LABOR AND the Democrats have both indicated they will block legislation to overturn the recent Australian Industrial Relation Commission decision to remove the redundancy exemption on small businesses

LABOR AND the Democrats have both indicated they will block legislation to overturn the recent Australian Industrial Relation Commission (AIRC) decision to remove the redundancy exemption on small businesses.

Craig Emerson, Shadow Minister for Workplace Relations, said the move by the Howard Government to reverse the AIRC’s decision was a political move and inappropriate.

“It’s an un-Australian approach to say, ‘The umpire has made the decision, I don’t like the decision of the umpire, I’m going to biff the umpire and change the rules of the game.”

He said the AIRC’s decision already allows for small businesses who can’t afford to pay redundancy entitlements to make their case to the commission.

ACTU President Sharan Burrow said small business employees deserve severance pay when they lose their job because they face an average of five months unemployment.

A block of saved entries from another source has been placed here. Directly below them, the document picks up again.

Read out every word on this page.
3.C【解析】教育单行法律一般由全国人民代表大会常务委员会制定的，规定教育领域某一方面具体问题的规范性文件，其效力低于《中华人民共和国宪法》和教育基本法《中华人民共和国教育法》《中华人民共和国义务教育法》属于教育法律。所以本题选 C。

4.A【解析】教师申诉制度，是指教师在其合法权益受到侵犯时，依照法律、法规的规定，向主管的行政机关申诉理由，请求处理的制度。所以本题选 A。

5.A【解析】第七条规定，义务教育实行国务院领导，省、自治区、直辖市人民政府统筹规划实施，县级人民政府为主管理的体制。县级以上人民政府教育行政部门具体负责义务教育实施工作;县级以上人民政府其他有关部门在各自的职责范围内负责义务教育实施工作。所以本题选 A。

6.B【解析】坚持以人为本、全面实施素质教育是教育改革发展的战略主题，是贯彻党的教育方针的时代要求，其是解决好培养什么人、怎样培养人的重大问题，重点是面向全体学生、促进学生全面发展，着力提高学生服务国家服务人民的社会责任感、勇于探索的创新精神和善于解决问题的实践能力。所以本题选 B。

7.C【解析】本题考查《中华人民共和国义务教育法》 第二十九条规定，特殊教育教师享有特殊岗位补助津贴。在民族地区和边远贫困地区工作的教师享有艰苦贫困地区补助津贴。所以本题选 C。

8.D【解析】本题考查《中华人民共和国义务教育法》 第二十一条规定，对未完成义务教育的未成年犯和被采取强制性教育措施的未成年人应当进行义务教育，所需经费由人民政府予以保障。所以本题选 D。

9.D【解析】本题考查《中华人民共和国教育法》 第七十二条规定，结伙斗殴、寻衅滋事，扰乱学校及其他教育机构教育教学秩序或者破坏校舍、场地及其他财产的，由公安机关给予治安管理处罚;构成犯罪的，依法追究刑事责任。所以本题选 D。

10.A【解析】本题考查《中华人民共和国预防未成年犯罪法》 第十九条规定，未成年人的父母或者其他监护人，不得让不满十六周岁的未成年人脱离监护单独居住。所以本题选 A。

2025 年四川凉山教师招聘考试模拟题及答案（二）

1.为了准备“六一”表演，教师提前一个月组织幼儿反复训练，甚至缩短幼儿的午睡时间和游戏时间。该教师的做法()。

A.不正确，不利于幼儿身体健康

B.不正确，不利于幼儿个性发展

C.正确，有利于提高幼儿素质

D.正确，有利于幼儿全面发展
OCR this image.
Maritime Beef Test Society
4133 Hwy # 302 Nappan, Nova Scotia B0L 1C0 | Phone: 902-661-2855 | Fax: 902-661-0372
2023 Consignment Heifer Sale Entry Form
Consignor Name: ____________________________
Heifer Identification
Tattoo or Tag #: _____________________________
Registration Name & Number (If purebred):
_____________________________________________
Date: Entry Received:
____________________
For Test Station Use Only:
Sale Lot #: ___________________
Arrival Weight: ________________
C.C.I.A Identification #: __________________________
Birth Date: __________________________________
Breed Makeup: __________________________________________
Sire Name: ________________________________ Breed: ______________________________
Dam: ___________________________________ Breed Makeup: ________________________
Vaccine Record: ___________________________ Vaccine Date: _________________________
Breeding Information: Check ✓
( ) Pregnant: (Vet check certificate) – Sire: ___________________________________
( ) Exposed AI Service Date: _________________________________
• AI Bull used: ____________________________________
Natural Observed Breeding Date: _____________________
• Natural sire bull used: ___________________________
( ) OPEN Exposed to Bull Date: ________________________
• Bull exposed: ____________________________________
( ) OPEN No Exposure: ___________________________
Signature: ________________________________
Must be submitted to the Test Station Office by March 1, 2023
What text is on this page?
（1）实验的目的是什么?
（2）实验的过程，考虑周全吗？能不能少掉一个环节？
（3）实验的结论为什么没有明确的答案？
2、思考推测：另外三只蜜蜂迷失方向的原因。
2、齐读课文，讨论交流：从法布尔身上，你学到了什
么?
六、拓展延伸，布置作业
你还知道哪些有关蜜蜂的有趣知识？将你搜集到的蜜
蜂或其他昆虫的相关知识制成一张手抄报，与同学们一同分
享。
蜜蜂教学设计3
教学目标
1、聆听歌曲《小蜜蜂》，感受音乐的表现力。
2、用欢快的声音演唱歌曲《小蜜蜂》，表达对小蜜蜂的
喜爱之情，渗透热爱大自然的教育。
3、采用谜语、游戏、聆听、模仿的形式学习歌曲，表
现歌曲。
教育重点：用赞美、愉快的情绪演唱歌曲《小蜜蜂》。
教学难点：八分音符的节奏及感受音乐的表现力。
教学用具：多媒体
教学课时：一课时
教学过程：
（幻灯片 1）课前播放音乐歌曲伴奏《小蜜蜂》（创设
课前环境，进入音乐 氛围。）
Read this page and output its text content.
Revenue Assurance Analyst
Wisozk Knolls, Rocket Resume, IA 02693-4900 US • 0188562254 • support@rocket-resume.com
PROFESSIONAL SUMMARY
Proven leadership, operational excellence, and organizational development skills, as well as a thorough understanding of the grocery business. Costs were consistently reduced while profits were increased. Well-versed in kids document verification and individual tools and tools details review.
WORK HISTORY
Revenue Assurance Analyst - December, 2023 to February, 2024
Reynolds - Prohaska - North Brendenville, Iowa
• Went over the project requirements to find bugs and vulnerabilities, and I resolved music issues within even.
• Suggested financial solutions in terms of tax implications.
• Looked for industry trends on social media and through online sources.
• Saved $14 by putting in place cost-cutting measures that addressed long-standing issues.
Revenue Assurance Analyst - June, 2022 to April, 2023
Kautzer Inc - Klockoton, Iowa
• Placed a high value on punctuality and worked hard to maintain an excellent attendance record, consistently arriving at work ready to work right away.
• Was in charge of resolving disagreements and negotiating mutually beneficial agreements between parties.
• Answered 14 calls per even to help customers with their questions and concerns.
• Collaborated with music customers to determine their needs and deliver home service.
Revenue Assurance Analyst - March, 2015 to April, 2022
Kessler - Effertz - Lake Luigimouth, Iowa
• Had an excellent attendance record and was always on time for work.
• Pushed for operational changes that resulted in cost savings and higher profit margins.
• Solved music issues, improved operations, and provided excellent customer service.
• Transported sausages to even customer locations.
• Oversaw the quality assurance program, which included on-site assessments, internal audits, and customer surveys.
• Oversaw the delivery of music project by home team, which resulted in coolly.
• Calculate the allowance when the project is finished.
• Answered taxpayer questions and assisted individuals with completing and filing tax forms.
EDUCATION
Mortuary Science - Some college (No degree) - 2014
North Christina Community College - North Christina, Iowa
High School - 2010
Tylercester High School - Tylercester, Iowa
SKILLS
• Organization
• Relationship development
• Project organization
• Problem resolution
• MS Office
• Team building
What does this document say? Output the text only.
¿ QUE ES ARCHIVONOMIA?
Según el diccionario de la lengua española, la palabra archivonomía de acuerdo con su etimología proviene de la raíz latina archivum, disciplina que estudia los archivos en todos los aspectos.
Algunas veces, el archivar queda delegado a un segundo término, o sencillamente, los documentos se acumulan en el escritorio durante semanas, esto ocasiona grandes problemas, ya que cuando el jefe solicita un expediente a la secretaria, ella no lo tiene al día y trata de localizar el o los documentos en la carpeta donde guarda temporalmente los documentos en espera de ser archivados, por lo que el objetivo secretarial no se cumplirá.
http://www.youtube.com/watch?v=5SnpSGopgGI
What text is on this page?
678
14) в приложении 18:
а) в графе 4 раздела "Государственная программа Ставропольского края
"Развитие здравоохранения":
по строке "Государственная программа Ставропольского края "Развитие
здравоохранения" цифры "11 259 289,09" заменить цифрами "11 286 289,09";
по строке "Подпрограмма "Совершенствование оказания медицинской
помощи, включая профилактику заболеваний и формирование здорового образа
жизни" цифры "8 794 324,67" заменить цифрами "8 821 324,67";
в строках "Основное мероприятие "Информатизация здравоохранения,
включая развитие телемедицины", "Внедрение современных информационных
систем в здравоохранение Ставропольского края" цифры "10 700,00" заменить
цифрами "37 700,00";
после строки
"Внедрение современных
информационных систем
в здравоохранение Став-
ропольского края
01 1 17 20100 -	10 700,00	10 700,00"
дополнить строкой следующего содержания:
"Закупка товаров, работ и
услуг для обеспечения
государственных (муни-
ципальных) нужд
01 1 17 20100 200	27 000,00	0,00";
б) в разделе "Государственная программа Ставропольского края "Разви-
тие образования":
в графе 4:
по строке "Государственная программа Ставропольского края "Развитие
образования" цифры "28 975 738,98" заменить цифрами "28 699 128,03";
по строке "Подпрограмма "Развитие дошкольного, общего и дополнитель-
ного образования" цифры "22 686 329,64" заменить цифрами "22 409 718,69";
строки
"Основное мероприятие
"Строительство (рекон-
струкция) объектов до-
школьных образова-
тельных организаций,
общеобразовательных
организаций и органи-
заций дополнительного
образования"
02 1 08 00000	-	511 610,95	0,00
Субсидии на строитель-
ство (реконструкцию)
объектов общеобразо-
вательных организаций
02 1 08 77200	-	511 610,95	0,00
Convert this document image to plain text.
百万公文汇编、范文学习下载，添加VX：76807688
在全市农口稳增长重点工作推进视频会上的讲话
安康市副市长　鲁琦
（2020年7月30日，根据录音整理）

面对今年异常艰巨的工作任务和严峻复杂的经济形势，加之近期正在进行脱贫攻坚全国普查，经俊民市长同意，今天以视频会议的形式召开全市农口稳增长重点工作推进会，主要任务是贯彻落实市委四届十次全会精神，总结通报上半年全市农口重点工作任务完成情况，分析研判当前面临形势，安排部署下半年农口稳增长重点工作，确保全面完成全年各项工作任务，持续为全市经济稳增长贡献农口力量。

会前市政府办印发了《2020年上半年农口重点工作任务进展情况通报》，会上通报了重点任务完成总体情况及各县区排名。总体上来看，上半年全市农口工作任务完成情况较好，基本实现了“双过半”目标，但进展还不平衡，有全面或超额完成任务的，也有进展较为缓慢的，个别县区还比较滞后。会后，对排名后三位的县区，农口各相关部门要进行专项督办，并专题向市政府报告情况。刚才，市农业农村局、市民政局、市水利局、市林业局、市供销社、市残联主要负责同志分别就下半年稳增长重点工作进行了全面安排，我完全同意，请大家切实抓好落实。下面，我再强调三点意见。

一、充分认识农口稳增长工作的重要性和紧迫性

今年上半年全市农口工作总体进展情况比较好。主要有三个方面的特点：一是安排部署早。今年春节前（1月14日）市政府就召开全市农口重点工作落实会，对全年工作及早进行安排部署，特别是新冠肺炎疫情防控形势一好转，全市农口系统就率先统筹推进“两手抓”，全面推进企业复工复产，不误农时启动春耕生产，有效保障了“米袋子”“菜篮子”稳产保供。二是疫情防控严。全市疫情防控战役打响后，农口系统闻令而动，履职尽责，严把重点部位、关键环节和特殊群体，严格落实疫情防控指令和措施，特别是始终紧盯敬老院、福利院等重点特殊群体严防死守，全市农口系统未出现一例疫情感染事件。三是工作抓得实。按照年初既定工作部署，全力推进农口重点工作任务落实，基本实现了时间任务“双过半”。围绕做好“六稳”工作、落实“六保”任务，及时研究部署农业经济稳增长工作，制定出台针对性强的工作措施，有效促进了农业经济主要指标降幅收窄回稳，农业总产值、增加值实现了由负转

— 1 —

“The Prime Minister is ignoring the facts that the Australian Industrial Relations Commission took into account when deciding all employees should receive severance pay,” she said.

The Commission capped the severance pay entitlement for small business employees at half the level for larger businesses – eight weeks redundancy pay as opposed to sixteen weeks.

However Minister for Employment and Workplace Relations Kevin Andrews said that the previous exemption for small business had been in place for twenty years and its removal will threaten jobs in the small business sector.

“The decision imposes the same payout obligations for small and big business employers when workers have up to five years service with their employer,” he said.

He added that the Queensland State industrial commission ruled that the small business exemption needed to be retained because its removal could cause small business insolvencies.

Peter Hendy, chief executive of the Australian Chamber of Commerce and Industry, said the Federal Government’s move was in the national interest.

“Unless the exemption is retained, Australia’s small businesses would be required to find about $190 million more each year in redundancy payments – on top of unfair dismissal laws and termination pay.”

He said that while decisions of industrial tribunals must be respected, governments are ultimately responsible for economic management and the national interest.